First person: The FOI which led to a council changing its policy — and pledging to spend more money
Amy Orton is a local democracy reporter based at the Leicester Mercury.
In our second weekly look at local democracy stories which had an impact, Amy reveals how a passing comment at an overview and scrutiny committee meeting led to big story which has changed council policy when it comes to spending money:
Cranes, diggers and scaffolding as far as the eye can see.
Everywhere you look, there are pockets of land in our towns and cities — old factories, patches of scrubland and abandoned buildings — which are being transformed into housing.
The pressure on local councils is immense. They have been ordered to build thousands of houses over the next five, ten, twenty years.
Many property developers are rubbing their hands together as they see the opportunity presented by the huge demands for new housing from families, couples and investors. But businesses have to play their part too.
And I was taken aback when I discovered just how much they were paying into a pot designed to make communities sustainable… and how this money destined for schools, roads and parks just wasn’t being spent.
Not only was I shocked. But the council which had the money was as well… and they promised to take action after my story featured in the Leicester Mercury.
I’m a Local Democracy Reporter for Leicester and Leicestershire, I’m one of 150 journalists across the country, paid by the BBC, working in local newspaper offices, providing content for local partners.
My job at the Leicester Mercury is to cover — and scrutinise — decisions taken at a local level. Councils, clinical commissioning groups, Police and Crime Commissioners, NHS trusts, any official body that spends public cash is for the taking.
Fresh from my BBC training back in March, I decided to head to a health and wellbeing board meeting at County Hall in the hope of being inspired.
The meeting started with an NHS official telling members of her disappointment that the CCG she worked for had had to return about £50 of ‘section 106 money’ that had been earmarked for a new blind at a doctor’s surgery.
Section 106 money is consolation cash for those affected by the impact of new developments. As part of the planning process the agreements are drawn up with developers who are required to hand over money to local schemes. More homes mean more people registering at doctors’ surgeries, more children at local schools, more cars on the road.
Councils negotiate with the house builders to secure funding for certain projects, it’s ringfenced and — crucially — there is a time limit on how quickly the money must be spent.
Normally this limit is within five years of the agreement being signed.
In the case of this surgery, the £50 blind had been ordered but when it was delivered didn’t fit so it was returned and another ordered in its place.
The new one didn’t arrive before the five year cut off date and the CCG lost the cash.
It was a bizarre situation. And shouldn’t have happened.
But it did get me wondering if mix ups like this could be happening on a grander scale.
Surely councils couldn’t be so careless as to not spend free money?
But in any case I sent a freedom of information request into my local councils to find out.
Responses dripped through and there was nothing much to report.
Until Leicestershire County Council replied with an amount sent back- £895,592.
There were a few notes attached to the response.

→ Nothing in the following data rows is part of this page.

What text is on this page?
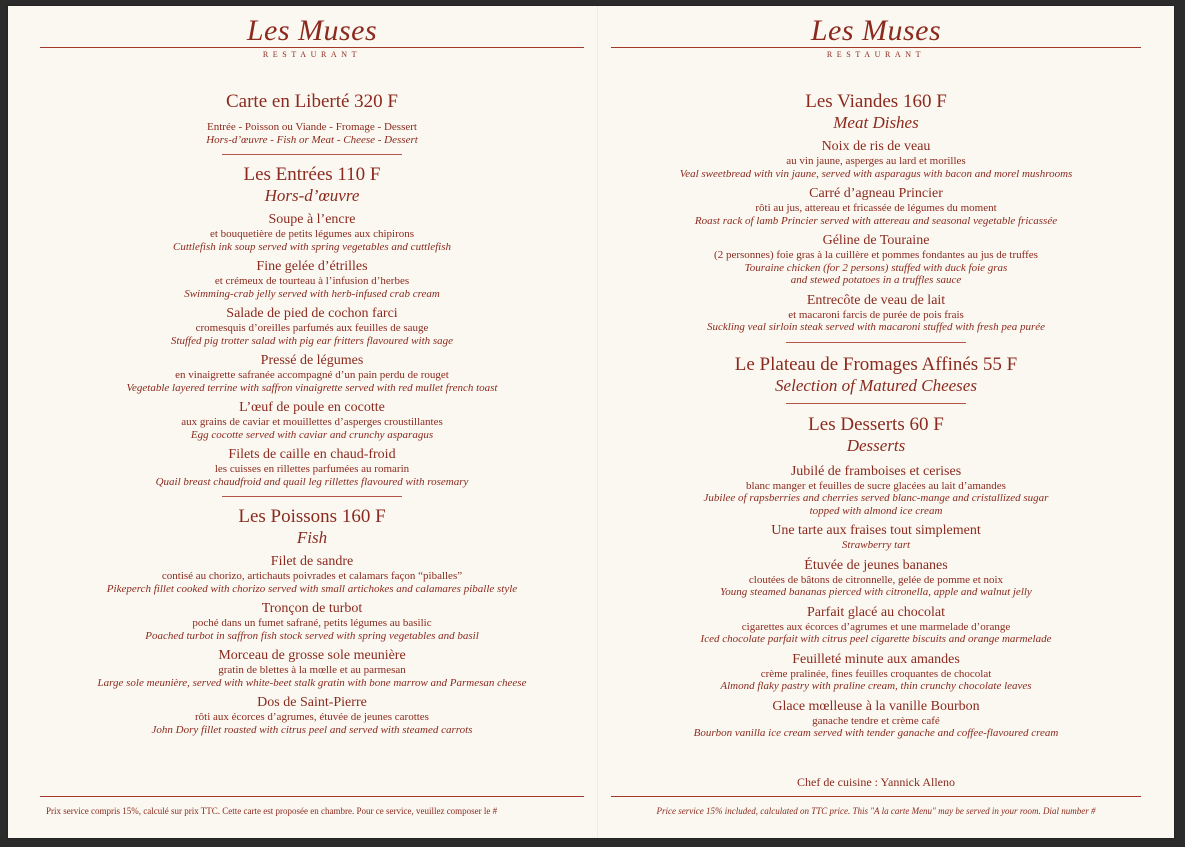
Les Muses
RESTAURANT
Carte en Liberté 320 F
Entrée - Poisson ou Viande - Fromage - Dessert
Hors-d’œuvre - Fish or Meat - Cheese - Dessert
Les Entrées 110 F
Hors-d’œuvre
Soupe à l’encre
et bouquetière de petits légumes aux chipirons
Cuttlefish ink soup served with spring vegetables and cuttlefish
Fine gelée d’étrilles
et crémeux de tourteau à l’infusion d’herbes
Swimming-crab jelly served with herb-infused crab cream
Salade de pied de cochon farci
cromesquis d’oreilles parfumés aux feuilles de sauge
Stuffed pig trotter salad with pig ear fritters flavoured with sage
Pressé de légumes
en vinaigrette safranée accompagné d’un pain perdu de rouget
Vegetable layered terrine with saffron vinaigrette served with red mullet french toast
L’œuf de poule en cocotte
aux grains de caviar et mouillettes d’asperges croustillantes
Egg cocotte served with caviar and crunchy asparagus
Filets de caille en chaud-froid
les cuisses en rillettes parfumées au romarin
Quail breast chaudfroid and quail leg rillettes flavoured with rosemary
Les Poissons 160 F
Fish
Filet de sandre
contisé au chorizo, artichauts poivrades et calamars façon “piballes”
Pikeperch fillet cooked with chorizo served with small artichokes and calamares piballe style
Tronçon de turbot
poché dans un fumet safrané, petits légumes au basilic
Poached turbot in saffron fish stock served with spring vegetables and basil
Morceau de grosse sole meunière
gratin de blettes à la mœlle et au parmesan
Large sole meunière, served with white-beet stalk gratin with bone marrow and Parmesan cheese
Dos de Saint-Pierre
rôti aux écorces d’agrumes, étuvée de jeunes carottes
John Dory fillet roasted with citrus peel and served with steamed carrots
Prix service compris 15%, calculé sur prix TTC. Cette carte est proposée en chambre. Pour ce service, veuillez composer le #
Les Muses
RESTAURANT
Les Viandes 160 F
Meat Dishes
Noix de ris de veau
au vin jaune, asperges au lard et morilles
Veal sweetbread with vin jaune, served with asparagus with bacon and morel mushrooms
Carré d’agneau Princier
rôti au jus, attereau et fricassée de légumes du moment
Roast rack of lamb Princier served with attereau and seasonal vegetable fricassée
Géline de Touraine
(2 personnes) foie gras à la cuillère et pommes fondantes au jus de truffes
Touraine chicken (for 2 persons) stuffed with duck foie gras
and stewed potatoes in a truffles sauce
Entrecôte de veau de lait
et macaroni farcis de purée de pois frais
Suckling veal sirloin steak served with macaroni stuffed with fresh pea purée
Le Plateau de Fromages Affinés 55 F
Selection of Matured Cheeses
Les Desserts 60 F
Desserts
Jubilé de framboises et cerises
blanc manger et feuilles de sucre glacées au lait d’amandes
Jubilee of rapsberries and cherries served blanc-mange and cristallized sugar
topped with almond ice cream
Une tarte aux fraises tout simplement
Strawberry tart
Étuvée de jeunes bananes
cloutées de bâtons de citronnelle, gelée de pomme et noix
Young steamed bananas pierced with citronella, apple and walnut jelly
Parfait glacé au chocolat
cigarettes aux écorces d’agrumes et une marmelade d’orange
Iced chocolate parfait with citrus peel cigarette biscuits and orange marmelade
Feuilleté minute aux amandes
crème pralinée, fines feuilles croquantes de chocolat
Almond flaky pastry with praline cream, thin crunchy chocolate leaves
Glace mœlleuse à la vanille Bourbon
ganache tendre et crème café
Bourbon vanilla ice cream served with tender ganache and coffee-flavoured cream
Chef de cuisine : Yannick Alleno
Price service 15% included, calculated on TTC price. This "A la carte Menu" may be served in your room. Dial number #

The blame was largely placed on a cycle path that didn’t get built in time; roads on an estate that weren’t ready for a bus service and new homeowners not applying for six month bus passes.

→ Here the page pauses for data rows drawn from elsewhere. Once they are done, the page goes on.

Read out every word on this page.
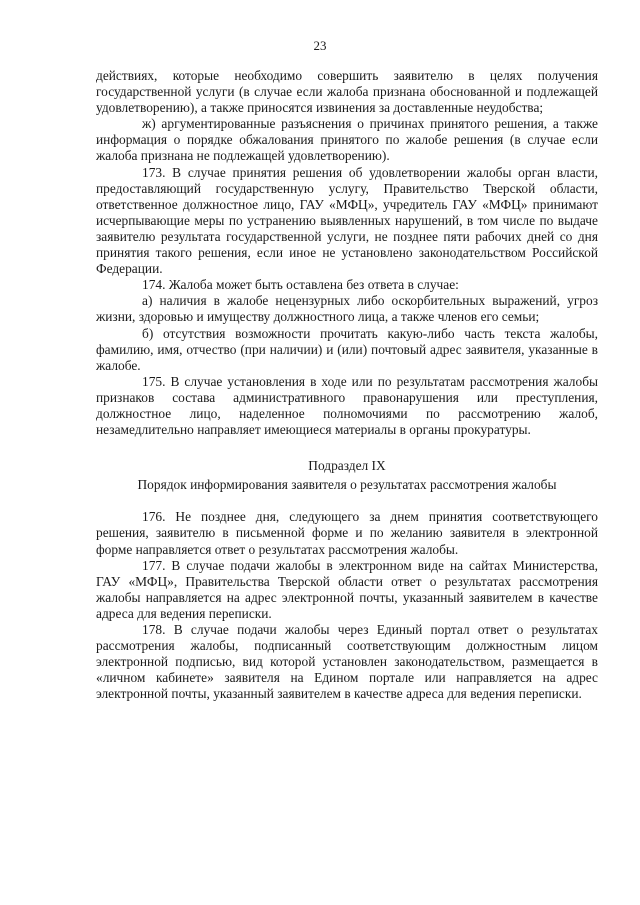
23

действиях, которые необходимо совершить заявителю в целях получения государственной услуги (в случае если жалоба признана обоснованной и подлежащей удовлетворению), а также приносятся извинения за доставленные неудобства;

ж) аргументированные разъяснения о причинах принятого решения, а также информация о порядке обжалования принятого по жалобе решения (в случае если жалоба признана не подлежащей удовлетворению).

173. В случае принятия решения об удовлетворении жалобы орган власти, предоставляющий государственную услугу, Правительство Тверской области, ответственное должностное лицо, ГАУ «МФЦ», учредитель ГАУ «МФЦ» принимают исчерпывающие меры по устранению выявленных нарушений, в том числе по выдаче заявителю результата государственной услуги, не позднее пяти рабочих дней со дня принятия такого решения, если иное не установлено законодательством Российской Федерации.

174. Жалоба может быть оставлена без ответа в случае:

а) наличия в жалобе нецензурных либо оскорбительных выражений, угроз жизни, здоровью и имуществу должностного лица, а также членов его семьи;

б) отсутствия возможности прочитать какую-либо часть текста жалобы, фамилию, имя, отчество (при наличии) и (или) почтовый адрес заявителя, указанные в жалобе.

175. В случае установления в ходе или по результатам рассмотрения жалобы признаков состава административного правонарушения или преступления, должностное лицо, наделенное полномочиями по рассмотрению жалоб, незамедлительно направляет имеющиеся материалы в органы прокуратуры.

Подраздел IX

Порядок информирования заявителя о результатах рассмотрения жалобы

176. Не позднее дня, следующего за днем принятия соответствующего решения, заявителю в письменной форме и по желанию заявителя в электронной форме направляется ответ о результатах рассмотрения жалобы.

177. В случае подачи жалобы в электронном виде на сайтах Министерства, ГАУ «МФЦ», Правительства Тверской области ответ о результатах рассмотрения жалобы направляется на адрес электронной почты, указанный заявителем в качестве адреса для ведения переписки.

178. В случае подачи жалобы через Единый портал ответ о результатах рассмотрения жалобы, подписанный соответствующим должностным лицом электронной подписью, вид которой установлен законодательством, размещается в «личном кабинете» заявителя на Едином портале или направляется на адрес электронной почты, указанный заявителем в качестве адреса для ведения переписки.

I went down the usual channels, a response from the press office, some opposition comment and then waited until the end of an uneventful cabinet meeting to ask the leader, Councillor Nick Rushton, his thoughts.
He thanked me for bringing the matter to his attention.
I walked away thinking that would be the last I heard of it for a while, if not ever.
The story was published and generated a lot of interest and engagement.
People wanted to know why this had happened — and, more importantly, they wanted reassurances that it wouldn’t happen again.
The next time I was at County Hall, I was asked by the leader if I was available for a quick phone interview the next day.
Minutes before the phone was due to ring, I received the papers for the next cabinet meeting and saw to my amazement that this issue of unspent money was now on the agenda.
Soon after, the council leader was back on the phone, this time thanking me in quite fulsome terms for highlighting the matter.
Genuinely he seemed was appalled that, on his watch, money was being unspent.
As a direct result of the freedom of information request, the county council are now reviewing the way they make section 106 agreements with developers.
He vowed to make changes and to never let it happen again — and in future using this income towards new homes for foster families on new developments or providing community transport schemes for elderly people.
There are no easy answers to the housing shortage.
New properties do need to get built. But sometimes, even with the best intentions, there can be a social impact.
Section 106 cash isn’t meant to be a bribe, it’s a sensible way of making sure the existing infrastructure can cope with the influx of new people.
I am really proud that my story has made a difference and hope that it marks the start for this money being properly used for what it was meant for — improving communities and services, not just catching cobwebs in the council’s account.